Beberapa payung hukum yang dibuat adalah Undang- Undang Nomor 40 Tahun 2004 tentang Sistem Jaminan Sosial Nasional(UU SJSN) dan Undang-Undang Nomor 24 Tahun 2011 tentang Badan Penyelenggara Jaminan Sosial(UU BPJS).

Majelis Ulama Indonesia atau yang lebih dikenal MUI sebenarnya menyambut baik diterbitkannya UU No. 24 Tahun 2011 tentang Badan Penyelenggara Jaminan Sosial(BPJS).

"MUI bersyukur karena pemerintah, baik di tingkat pusat maupun daerah, telah melakukan berbagai upaya, program, dan kegiatan untuk meningkatkan kemudahan akses masyarakat pada fasilitas kesehatan sehingga makin banyak warga masyarakat yang merasakan manfaat program BPJS tersebut," Kata Wakil Ketua Umum MUI sekaligus Ketua Bidang Fatwa MUI, KH Ma'ruf Amin , Jumat 31 Juli 2015.

Namun demikian, setelah diperhatikan, menurut MUI, program BPJS termasuk modus transaksional, khususnya BPJS Kesehatan. MUI menjelaskan, dari perspektif ekonomi Islam dan fiqh mu'amalah, dengan merujuk pada Fatwa Dewan Syariah Nasional MUI dan beberapa literatur.

Nampaknya bahwa secara umum program BPJS Kesehatan belum mencerminkan konsep ideal jaminan sosial dalam Islam.

"Jika dilihat, penyelenggaraan jaminan sosial oleh BPJS Kesehatan, terutama yang terkait dengan akad antar para pihak, tidak sesuai dengan prinsip syariah, karena mengandung unsur gharar, maisir, dan riba," katanya.

MUI menjelaskan, dalam hal terjadi keterlambatan pembayaran iuran untuk pekerja penerima upah, maka dikenakan denda administratif sebesar dua persen per bulan dari total iuran yang tertunggak paling banyak untuk waktu tiga bulan, denda tersebut dibayarkan bersamaan dengan total iuran yang tertunggak oleh pemberi kerja.

Sementara, keterlambatan pembayaran iuran untuk peserta bukan penerima upah dan bukan pekerja, dikenakan denda keterlambatan sebesar dua persen perbulan dari total iuran yang tertunggak paling banyak untuk waktu enam bulan yang dibayarkan bersamaan dengan total iuran yang tertunggak.
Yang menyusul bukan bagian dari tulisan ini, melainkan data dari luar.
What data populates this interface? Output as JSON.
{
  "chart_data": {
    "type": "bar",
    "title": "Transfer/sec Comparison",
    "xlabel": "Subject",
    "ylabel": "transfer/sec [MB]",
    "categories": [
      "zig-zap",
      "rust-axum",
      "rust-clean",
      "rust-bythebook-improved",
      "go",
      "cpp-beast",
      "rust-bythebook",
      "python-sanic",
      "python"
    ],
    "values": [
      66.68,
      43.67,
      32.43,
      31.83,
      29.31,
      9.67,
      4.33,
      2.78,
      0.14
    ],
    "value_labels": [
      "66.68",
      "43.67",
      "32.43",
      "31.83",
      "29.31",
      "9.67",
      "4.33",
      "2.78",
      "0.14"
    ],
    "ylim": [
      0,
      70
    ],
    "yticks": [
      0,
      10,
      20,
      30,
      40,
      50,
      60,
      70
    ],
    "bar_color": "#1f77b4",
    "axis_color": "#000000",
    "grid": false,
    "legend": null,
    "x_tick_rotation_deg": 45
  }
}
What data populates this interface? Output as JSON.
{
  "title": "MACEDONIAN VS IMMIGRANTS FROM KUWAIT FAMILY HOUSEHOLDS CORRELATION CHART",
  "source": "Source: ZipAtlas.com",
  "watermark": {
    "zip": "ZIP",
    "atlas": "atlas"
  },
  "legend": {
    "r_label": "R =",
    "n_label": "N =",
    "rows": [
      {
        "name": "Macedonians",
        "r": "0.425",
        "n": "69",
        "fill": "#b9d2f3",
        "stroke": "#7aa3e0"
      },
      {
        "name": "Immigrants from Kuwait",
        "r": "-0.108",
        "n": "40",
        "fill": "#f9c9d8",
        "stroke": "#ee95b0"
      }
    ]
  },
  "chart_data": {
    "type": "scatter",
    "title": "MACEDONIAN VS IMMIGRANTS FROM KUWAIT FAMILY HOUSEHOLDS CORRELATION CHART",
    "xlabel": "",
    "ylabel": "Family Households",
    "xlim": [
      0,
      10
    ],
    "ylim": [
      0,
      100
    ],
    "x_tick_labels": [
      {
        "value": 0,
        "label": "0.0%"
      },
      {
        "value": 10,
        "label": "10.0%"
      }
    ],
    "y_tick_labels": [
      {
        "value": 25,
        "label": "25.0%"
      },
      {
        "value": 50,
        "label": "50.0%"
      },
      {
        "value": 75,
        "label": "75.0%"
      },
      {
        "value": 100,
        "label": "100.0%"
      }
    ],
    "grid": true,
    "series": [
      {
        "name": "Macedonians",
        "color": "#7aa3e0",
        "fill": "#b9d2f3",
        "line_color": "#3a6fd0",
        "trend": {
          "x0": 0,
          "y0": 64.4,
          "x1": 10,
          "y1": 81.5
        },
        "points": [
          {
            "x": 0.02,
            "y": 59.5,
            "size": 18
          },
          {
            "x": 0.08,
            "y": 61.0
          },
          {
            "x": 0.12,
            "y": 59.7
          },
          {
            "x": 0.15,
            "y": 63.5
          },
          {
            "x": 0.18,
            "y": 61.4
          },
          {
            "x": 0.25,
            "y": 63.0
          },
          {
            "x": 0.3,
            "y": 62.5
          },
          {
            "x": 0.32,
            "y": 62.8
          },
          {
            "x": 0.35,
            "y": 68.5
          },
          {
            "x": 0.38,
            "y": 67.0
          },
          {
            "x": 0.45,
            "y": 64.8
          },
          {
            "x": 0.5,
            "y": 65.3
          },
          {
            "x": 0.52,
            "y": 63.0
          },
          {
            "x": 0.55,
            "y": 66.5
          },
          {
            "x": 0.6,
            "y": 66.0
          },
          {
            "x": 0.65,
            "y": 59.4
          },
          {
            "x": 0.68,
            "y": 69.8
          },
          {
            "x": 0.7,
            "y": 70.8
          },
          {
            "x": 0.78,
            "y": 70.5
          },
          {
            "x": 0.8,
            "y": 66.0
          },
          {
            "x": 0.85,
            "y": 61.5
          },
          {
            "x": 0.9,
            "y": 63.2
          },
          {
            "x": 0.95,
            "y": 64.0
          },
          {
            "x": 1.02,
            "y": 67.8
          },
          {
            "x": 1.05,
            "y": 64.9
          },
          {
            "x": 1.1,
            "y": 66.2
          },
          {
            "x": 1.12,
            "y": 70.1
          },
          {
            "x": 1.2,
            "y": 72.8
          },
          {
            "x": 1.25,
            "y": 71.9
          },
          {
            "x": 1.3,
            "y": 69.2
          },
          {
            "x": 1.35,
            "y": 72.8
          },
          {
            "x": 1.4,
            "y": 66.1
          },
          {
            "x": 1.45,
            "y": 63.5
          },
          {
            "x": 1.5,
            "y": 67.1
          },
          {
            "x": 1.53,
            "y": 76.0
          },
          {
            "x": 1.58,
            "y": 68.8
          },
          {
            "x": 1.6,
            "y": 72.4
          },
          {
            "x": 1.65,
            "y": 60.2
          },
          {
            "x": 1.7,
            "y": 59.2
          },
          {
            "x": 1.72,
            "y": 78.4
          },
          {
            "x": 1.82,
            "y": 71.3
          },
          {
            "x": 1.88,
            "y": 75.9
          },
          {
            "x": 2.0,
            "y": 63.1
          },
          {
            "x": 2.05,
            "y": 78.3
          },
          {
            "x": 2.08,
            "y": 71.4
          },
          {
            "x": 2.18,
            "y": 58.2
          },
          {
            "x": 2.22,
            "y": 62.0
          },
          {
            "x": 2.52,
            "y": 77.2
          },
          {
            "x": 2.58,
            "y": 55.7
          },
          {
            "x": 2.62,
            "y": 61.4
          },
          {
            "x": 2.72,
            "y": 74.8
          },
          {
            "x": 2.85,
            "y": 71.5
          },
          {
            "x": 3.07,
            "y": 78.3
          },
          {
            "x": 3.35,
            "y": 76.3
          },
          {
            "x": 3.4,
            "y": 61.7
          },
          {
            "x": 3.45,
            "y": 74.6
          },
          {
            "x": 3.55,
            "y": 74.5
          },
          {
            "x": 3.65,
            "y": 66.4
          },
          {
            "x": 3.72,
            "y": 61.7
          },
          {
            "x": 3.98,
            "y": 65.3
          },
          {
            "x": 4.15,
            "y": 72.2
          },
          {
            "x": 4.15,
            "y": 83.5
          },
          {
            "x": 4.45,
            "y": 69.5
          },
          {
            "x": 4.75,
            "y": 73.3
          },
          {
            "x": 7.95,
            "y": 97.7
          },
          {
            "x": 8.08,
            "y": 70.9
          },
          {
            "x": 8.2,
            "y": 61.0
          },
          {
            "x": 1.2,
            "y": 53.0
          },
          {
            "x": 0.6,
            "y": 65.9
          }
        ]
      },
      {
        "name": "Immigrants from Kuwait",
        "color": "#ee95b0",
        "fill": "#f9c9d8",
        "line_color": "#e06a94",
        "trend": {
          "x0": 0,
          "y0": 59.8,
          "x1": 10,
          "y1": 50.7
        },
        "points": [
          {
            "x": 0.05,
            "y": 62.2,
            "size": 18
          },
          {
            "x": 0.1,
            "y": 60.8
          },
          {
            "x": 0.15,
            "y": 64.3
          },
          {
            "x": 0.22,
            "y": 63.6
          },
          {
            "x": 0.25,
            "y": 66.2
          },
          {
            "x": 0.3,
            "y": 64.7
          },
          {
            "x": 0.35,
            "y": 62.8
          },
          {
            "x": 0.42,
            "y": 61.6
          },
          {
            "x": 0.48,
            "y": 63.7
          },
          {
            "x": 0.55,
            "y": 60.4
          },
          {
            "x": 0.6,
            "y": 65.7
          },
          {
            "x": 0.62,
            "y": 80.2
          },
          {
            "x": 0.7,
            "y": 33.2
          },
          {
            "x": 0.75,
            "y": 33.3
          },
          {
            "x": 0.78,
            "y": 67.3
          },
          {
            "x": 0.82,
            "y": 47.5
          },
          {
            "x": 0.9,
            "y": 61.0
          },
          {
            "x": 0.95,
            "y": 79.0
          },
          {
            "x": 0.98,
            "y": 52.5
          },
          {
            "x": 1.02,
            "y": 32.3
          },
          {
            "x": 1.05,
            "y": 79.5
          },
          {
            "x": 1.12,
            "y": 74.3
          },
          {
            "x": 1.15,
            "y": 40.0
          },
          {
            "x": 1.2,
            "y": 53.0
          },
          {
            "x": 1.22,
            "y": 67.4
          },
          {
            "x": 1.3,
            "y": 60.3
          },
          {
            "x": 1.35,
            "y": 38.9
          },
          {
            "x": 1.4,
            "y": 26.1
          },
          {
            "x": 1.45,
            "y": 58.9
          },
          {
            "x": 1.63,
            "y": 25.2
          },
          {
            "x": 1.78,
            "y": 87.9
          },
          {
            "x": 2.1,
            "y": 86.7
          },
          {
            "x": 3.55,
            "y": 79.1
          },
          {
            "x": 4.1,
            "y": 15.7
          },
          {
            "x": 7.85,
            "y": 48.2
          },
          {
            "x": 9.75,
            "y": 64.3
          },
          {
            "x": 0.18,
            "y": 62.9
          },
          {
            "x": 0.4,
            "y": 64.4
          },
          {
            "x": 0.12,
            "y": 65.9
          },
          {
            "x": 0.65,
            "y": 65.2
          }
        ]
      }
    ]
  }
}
"Denda administratif sebesar dua persen per bulan dari total iuran yang dikenakan kepada peserta akibat terlambat membayar iuran ini, apakah tidak bertentangan dengan prinsip syariah?" katanya menegaskan.

Perlu diketahui, sebelumnya diketahui Majelis Ulama Indonesia(MUI) mengeluarkan fatwa haram terhadap penyelenggaran Badan Penyelenggara Jaminan Sosial(BPJS) Kesehatan. Keputusan MUI itu diketahui disampaikan dalam sidang pleno Ijtima Ulama ke-5 Komisi Fatwa MUI se-Indonesia tahun 2015 di Pesantren At-Tauhidiyah pada tanggal 7-10 Juni 2015 lalu. (ren)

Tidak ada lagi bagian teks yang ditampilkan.